The Second Amendment - Weak Platform, Strong Congress:

President Bush actually had a relatively weak platform on gun rights for a Republican, but this was well disguised by the vigilance of the Republican Congress. Bush supported the Clinton assault weapons ban while campaigning in 2000, for example--but because the Republican Congress never passed a bill to renew it, it expired anyway. To his credit, Bush did sign a 2006 bill banning unconstitutional confiscation of legally owned firearms, as had occurred in New Orleans in the aftermath of Hurricane Katrina.

The Supreme Court - Record Not Yet Clear:

President Bush appointed Chief Justice John Roberts to replace Chief Justice William Rehnquist, and Associate Justice Samuel Alito to replace Associate Justice Sandra Day O'Connor. Whether Roberts and Alito are ultraconservatives in the tradition of Antonin Scalia and Clarence Thomas, or moderate conservatives in the tradition of Anthony Kennedy, is not yet clear.

War on Terror - The Post-9/11 President:

The Bush administration more or less invented the term "War on Terror," and the civil liberties abuses that have come along with it. These policies have permanently scarred the legacy of what might otherwise have been a relatively centrist and non-threatening presidency. Read more...

Tom's Take:

"In 30 years," Garrison Keillor wrote in a 2007 op-ed, "a few historians will come along to say that {President Bush} was better than a lot of people thought. For our sake, I sure hope they're right."

President Bush was not the first president, or even the first recent president, to sign off on torture, warrantless surveillance, illegal monitoring of opposition groups, ethnic and religious profiling, mass arrest and detention of perceived "foreign radicals," and so on and so forth.
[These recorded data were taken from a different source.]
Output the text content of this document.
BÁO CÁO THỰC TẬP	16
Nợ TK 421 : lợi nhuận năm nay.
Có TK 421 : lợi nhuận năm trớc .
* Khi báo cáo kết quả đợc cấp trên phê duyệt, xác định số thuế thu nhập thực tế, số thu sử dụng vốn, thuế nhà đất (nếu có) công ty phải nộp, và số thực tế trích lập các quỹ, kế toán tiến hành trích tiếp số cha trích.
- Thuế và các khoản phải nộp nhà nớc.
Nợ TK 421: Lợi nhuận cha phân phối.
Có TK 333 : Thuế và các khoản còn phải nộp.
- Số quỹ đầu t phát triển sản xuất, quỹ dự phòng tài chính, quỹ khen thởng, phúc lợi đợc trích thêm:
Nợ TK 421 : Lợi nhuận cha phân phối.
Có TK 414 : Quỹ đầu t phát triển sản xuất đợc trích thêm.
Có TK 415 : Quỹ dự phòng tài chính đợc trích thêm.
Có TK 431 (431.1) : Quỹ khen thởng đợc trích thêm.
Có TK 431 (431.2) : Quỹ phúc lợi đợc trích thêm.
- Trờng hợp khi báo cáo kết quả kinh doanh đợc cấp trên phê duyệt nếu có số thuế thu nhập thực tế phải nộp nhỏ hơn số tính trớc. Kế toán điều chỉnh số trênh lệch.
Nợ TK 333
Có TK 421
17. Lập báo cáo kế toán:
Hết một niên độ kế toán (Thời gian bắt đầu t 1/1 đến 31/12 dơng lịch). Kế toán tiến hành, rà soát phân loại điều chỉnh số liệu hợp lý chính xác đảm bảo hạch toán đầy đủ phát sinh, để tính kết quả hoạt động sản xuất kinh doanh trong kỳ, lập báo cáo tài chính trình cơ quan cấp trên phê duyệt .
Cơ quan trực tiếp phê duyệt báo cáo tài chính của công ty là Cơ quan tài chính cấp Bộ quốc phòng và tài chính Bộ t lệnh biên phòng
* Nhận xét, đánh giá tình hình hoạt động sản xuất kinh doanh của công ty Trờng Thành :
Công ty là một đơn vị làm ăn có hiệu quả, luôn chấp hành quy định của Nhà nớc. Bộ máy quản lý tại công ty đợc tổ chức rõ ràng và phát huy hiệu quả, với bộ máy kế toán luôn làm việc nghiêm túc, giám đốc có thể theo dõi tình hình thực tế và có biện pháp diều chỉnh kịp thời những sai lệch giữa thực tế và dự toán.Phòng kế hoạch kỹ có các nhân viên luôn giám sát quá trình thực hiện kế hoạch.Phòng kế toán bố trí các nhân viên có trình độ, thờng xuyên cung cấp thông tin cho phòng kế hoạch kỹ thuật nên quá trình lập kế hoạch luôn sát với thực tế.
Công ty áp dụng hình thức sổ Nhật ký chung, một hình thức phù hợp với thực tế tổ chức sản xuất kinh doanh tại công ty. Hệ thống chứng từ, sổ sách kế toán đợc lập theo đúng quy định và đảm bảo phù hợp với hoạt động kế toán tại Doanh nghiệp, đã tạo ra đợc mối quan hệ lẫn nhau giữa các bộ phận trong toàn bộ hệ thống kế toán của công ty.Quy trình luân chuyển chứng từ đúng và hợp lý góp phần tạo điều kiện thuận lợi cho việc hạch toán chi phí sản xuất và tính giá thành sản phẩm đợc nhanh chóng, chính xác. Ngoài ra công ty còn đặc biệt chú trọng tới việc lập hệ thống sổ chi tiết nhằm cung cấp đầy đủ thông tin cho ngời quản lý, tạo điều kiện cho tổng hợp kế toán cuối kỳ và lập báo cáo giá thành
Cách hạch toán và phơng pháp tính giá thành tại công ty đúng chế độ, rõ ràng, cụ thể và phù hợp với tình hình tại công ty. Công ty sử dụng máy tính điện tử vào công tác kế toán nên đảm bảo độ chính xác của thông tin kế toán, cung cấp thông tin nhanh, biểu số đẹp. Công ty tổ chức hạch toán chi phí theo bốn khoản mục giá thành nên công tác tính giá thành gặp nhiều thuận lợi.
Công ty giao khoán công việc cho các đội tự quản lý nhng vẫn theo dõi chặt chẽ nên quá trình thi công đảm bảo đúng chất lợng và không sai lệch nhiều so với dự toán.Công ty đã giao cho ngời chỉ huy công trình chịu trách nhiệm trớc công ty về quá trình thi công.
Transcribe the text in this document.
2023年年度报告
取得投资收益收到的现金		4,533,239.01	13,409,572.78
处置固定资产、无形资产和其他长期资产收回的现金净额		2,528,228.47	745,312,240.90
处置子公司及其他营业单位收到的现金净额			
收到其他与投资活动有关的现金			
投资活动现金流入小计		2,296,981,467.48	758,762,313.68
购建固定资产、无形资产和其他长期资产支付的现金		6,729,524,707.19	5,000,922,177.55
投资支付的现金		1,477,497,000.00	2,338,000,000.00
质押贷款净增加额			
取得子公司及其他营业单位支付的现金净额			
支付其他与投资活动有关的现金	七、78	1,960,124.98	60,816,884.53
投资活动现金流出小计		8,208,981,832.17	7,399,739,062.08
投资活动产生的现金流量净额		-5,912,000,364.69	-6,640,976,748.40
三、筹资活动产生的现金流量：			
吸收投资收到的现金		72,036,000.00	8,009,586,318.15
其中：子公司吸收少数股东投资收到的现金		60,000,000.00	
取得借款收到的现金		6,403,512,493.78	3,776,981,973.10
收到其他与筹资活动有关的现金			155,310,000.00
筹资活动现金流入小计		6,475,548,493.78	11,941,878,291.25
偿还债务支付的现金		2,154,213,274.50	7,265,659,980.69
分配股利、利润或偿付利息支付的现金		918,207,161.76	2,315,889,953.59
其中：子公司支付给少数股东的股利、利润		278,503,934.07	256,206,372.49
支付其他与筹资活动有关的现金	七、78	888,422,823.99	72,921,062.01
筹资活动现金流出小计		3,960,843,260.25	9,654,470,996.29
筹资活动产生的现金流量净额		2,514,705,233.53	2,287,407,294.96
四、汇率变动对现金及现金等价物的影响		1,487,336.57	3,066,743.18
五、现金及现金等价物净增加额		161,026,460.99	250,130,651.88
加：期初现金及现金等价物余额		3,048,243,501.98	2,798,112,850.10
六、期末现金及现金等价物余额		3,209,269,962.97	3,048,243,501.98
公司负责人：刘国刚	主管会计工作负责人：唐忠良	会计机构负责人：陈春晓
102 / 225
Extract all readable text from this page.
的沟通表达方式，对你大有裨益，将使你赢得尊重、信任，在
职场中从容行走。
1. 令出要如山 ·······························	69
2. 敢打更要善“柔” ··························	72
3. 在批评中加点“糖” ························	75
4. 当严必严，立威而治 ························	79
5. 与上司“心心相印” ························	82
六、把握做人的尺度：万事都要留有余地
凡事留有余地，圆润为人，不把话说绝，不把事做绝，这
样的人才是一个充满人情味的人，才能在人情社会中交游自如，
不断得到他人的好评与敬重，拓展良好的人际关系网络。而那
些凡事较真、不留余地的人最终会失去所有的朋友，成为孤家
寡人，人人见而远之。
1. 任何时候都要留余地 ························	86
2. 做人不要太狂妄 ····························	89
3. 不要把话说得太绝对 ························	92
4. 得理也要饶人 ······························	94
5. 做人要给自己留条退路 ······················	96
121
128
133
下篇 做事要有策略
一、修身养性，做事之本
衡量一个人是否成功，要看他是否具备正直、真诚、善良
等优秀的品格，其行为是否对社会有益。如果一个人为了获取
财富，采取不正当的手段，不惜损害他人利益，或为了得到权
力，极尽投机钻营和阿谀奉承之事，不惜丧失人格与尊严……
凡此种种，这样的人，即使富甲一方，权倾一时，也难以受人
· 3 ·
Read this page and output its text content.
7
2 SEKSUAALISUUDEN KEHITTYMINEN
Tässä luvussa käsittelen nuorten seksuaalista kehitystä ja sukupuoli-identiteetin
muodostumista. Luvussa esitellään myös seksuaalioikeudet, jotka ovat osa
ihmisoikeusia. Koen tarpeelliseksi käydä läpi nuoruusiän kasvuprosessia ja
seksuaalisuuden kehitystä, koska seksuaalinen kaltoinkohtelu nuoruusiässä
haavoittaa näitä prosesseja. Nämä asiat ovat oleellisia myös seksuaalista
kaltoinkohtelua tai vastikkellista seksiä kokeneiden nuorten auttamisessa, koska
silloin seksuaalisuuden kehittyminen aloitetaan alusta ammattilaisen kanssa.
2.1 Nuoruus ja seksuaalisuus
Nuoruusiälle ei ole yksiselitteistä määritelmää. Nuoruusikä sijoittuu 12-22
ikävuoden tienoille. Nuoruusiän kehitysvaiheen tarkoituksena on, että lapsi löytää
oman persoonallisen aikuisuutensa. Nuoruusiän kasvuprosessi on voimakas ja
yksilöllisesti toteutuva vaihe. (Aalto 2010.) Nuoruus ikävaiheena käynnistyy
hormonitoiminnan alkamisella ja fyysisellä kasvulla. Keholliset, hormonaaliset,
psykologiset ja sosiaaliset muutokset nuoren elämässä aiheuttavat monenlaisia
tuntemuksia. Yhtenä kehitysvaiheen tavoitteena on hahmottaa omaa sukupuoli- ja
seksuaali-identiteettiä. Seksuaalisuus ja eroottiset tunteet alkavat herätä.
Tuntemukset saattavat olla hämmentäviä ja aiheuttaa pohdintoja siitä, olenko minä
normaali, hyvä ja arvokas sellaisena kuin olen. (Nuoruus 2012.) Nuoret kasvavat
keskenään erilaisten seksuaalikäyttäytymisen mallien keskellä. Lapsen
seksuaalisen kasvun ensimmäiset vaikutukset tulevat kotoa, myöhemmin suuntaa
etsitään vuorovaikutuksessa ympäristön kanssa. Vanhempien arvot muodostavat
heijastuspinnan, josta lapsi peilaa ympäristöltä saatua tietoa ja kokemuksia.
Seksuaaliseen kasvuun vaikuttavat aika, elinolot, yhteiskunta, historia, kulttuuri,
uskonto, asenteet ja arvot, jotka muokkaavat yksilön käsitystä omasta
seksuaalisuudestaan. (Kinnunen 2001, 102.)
This is not to say that President Bush was good; this is to say that presidents, in general, tend to be very bad, and do not receive the scrutiny that they deserve. The post-9/11 abuses were just far enough beyond our threshold to attract the attention of the press, but every president would have benefited from that sort of attention.

Never trust the president, no matter who the president is. This cardinal rule of government was central to the Founding Fathers' thinking when they drafted the Constitution, but even they lived to see George Washington transformed into demigod status by biographers. Never trust the president. This is what Americans learned after Watergate, and it is the lesson we as Americans should be learning now. Never trust the president. It is a lesson that the Obama administration will teach us, just as the Bush administration has.